The grouping issue is less important or vital here. Surely, the creation of parish councils, whether new small parishes can have one and the abolition of them are matters that should involve the existing statutory institutions of the parish meeting of everyone in the parish. In a small parish, a huge proportion of the people might turn up. A parish meeting vote, a parish poll, is an established and acceptable means of making decisions in rural areas. I beg to move.

4.30 pm

Lord Hanningfield: If we are talking about devolution, we certainly support the idea put forward by the noble Lord, Lord Greaves, that there should not be a minimum number of 150. If a small parish wants a parish council, it should be allowed to have one. I doubt whether Dibley has 150 people and, therefore, we would not have the television series, “The Vicar of Dibley”, which probably has done more to popularise parish councils than anything else. I hope that the Government will think again on that matter and will remove the minimum requirement of 150 because it is totally unnecessary.

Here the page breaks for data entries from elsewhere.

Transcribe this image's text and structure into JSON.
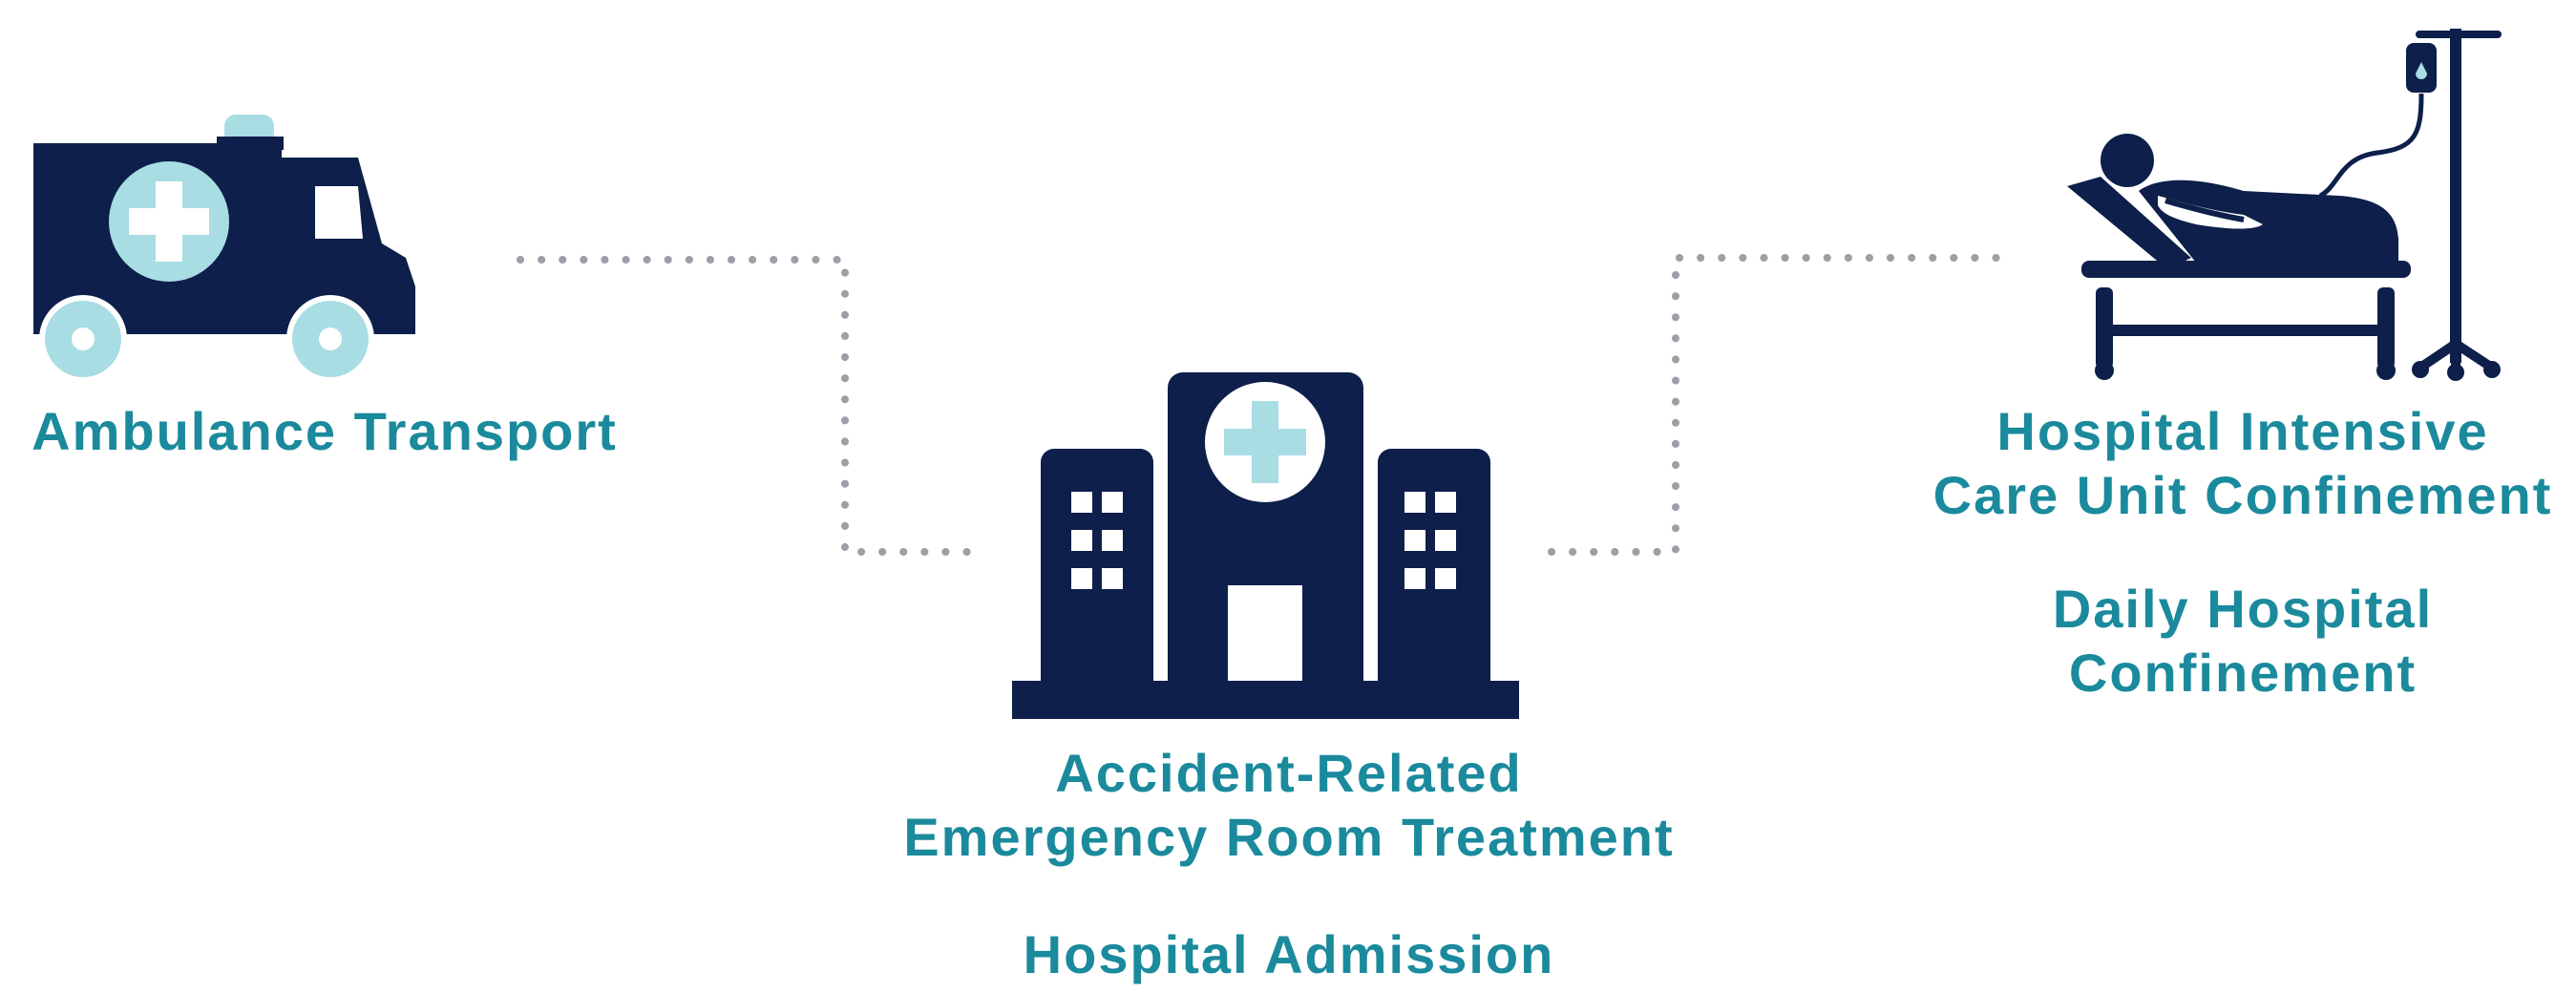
{
  "stages": [
    {
      "id": "ambulance",
      "icon": "ambulance-icon",
      "labels": [
        "Ambulance Transport"
      ]
    },
    {
      "id": "emergency-room",
      "icon": "hospital-building-icon",
      "labels": [
        "Accident-Related\nEmergency Room Treatment",
        "Hospital Admission"
      ]
    },
    {
      "id": "icu",
      "icon": "hospital-bed-patient-icon",
      "labels": [
        "Hospital Intensive\nCare Unit Confinement",
        "Daily Hospital\nConfinement"
      ]
    }
  ],
  "colors": {
    "icon_primary": "#0d1f4a",
    "icon_accent": "#a8dde3",
    "label_text": "#1a8a9c",
    "connector": "#9aa0a6"
  }
}
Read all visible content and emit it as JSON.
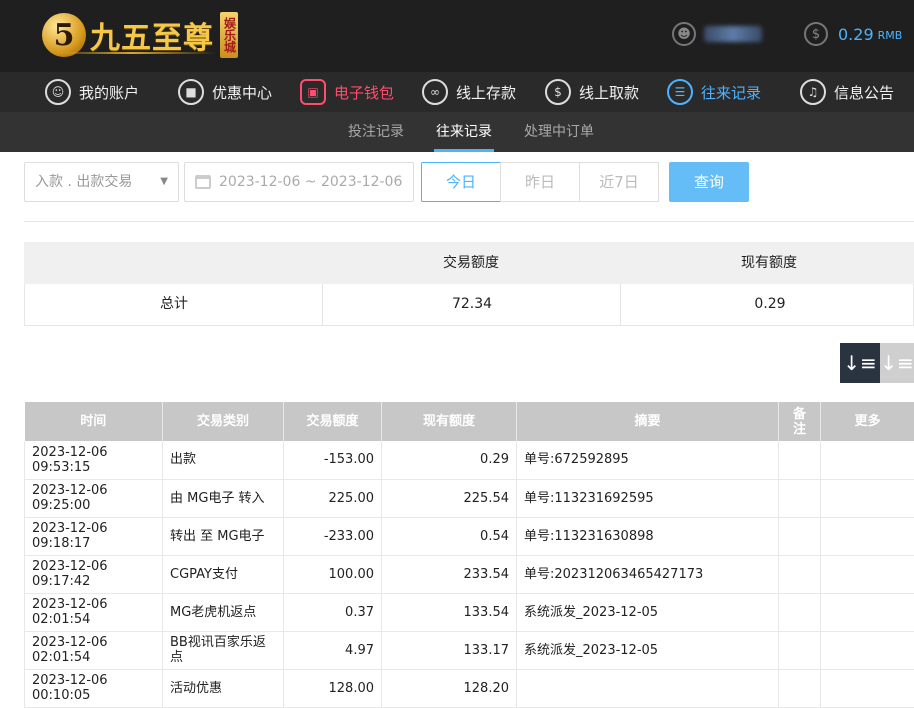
{
  "header": {
    "logo_numeral": "5",
    "logo_text": "九五至尊",
    "logo_badge": "娱乐城",
    "balance": "0.29",
    "balance_unit": "RMB"
  },
  "nav": [
    {
      "label": "我的账户",
      "icon": "user-icon"
    },
    {
      "label": "优惠中心",
      "icon": "gift-icon"
    },
    {
      "label": "电子钱包",
      "icon": "wallet-icon"
    },
    {
      "label": "线上存款",
      "icon": "deposit-icon"
    },
    {
      "label": "线上取款",
      "icon": "withdraw-icon"
    },
    {
      "label": "往来记录",
      "icon": "record-icon"
    },
    {
      "label": "信息公告",
      "icon": "bell-icon"
    }
  ],
  "subnav": [
    "投注记录",
    "往来记录",
    "处理中订单"
  ],
  "filter": {
    "type_value": "入款 . 出款交易",
    "date_range": "2023-12-06 ~ 2023-12-06",
    "day_buttons": [
      "今日",
      "昨日",
      "近7日"
    ],
    "query_label": "查询"
  },
  "summary": {
    "headers": [
      "",
      "交易额度",
      "现有额度"
    ],
    "row": [
      "总计",
      "72.34",
      "0.29"
    ]
  },
  "records": {
    "headers": [
      "时间",
      "交易类别",
      "交易额度",
      "现有额度",
      "摘要",
      "备注",
      "更多"
    ],
    "rows": [
      [
        "2023-12-06 09:53:15",
        "出款",
        "-153.00",
        "0.29",
        "单号:672592895",
        "",
        ""
      ],
      [
        "2023-12-06 09:25:00",
        "由 MG电子 转入",
        "225.00",
        "225.54",
        "单号:113231692595",
        "",
        ""
      ],
      [
        "2023-12-06 09:18:17",
        "转出 至 MG电子",
        "-233.00",
        "0.54",
        "单号:113231630898",
        "",
        ""
      ],
      [
        "2023-12-06 09:17:42",
        "CGPAY支付",
        "100.00",
        "233.54",
        "单号:202312063465427173",
        "",
        ""
      ],
      [
        "2023-12-06 02:01:54",
        "MG老虎机返点",
        "0.37",
        "133.54",
        "系统派发_2023-12-05",
        "",
        ""
      ],
      [
        "2023-12-06 02:01:54",
        "BB视讯百家乐返点",
        "4.97",
        "133.17",
        "系统派发_2023-12-05",
        "",
        ""
      ],
      [
        "2023-12-06 00:10:05",
        "活动优惠",
        "128.00",
        "128.20",
        "",
        "",
        ""
      ]
    ]
  }
}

Baroness Crawley: We may not have a meeting of minds on this. We understand the strength of the arguments put forward by the noble Lord, Lord Greaves, supported by the noble Lord, Lord Hanningfield. However, we come at it from a slightly different view. In order to institute a new concept of devolution, there has to be certainty within that, which is why we would want the principal council to have that final certainty. Perhaps at the end of my remarks, I might have persuaded Members of the Committee of my view.